No século passado, brancos eram quase o dobro da população das universidades públicas, número que só iniciou sua redução com as políticas de inclusão do início deste século, que permitiram o crescimento da presença de negros e pardos de 38 para 59% dos universitários, mais próximo dos extratos da população.
Mas ainda temos que ouvir a arrogância racial soltar pérolas como “a universidade precisa ser dos melhores, não faz sentido proteger negros”. Talvez isto fizesse algum sentido se não tivéssemos a mancha histórica de os termos chicoteados e os mantidos limpando latrinas, sem direito a ler ou escrever, por muitas décadas.

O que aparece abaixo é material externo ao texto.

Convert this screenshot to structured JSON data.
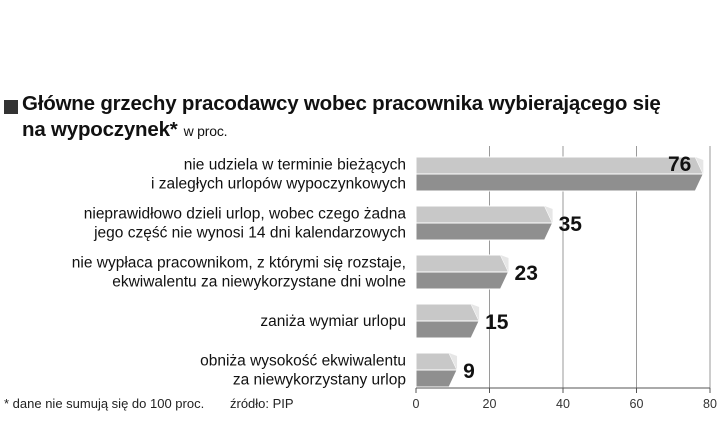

Cota social é uma parcela mínima do purgatório da alma brasileira pelo pecado da escravidão.
Para não abusar da tua paciência, não vou me estender para a desigualdade de gêneros, me limitando a afirmar que ser mulher pobre e negra neste país é ser vítima diária da crueldade social de um país que esconde seu preconceito no mito da democracia racial.
Olho para os números do cancelamento múltiplo de CPFs, ocorrido no último 28 de outubro, e as constatações são cristalinas. Sim, eram bandidos, quase todos com extensa ficha policial, e quase todos negros ou pardos!
Exceto por uma recaída moral inaceitável, prefiro recorrer à Jean- Jaques Rousseau e sua teoria do bom selvagem, “O homem nasce bom, e a sociedade o corrompe", com uma pequena correção porque enxergo que as oportunidades é que apontam para os bons caminhos.
O desalento, a ignorância, ou talvez apenas a baixa escolaridade, a falta de horizontes, de empregos dignos, de salário decente é que os empurra para a marginalidade.
Não existe “alma negra”, presente no imaginário surreal de uma parcela dos brasileiros. É a injustiça social que constrói a desigualdade dos números entre negros e brancos em mais este massacre, como foi em todos os anteriores.
Antes de arrotar sua superioridade racial, limpar sua consciência exibindo alguns poucos amigos negros como troféu, conte quantos são os não brancos no escritório de sua empresa, no seu clube social, no convívio familiar ou no churrasco do fim de semana.
Certamente poucos, como mostram as estatísticas, porque uma boa parcela deles está na luta pelo prato de comida do almoço de amanhã e lutando para não ser a vítima da próxima faxina social.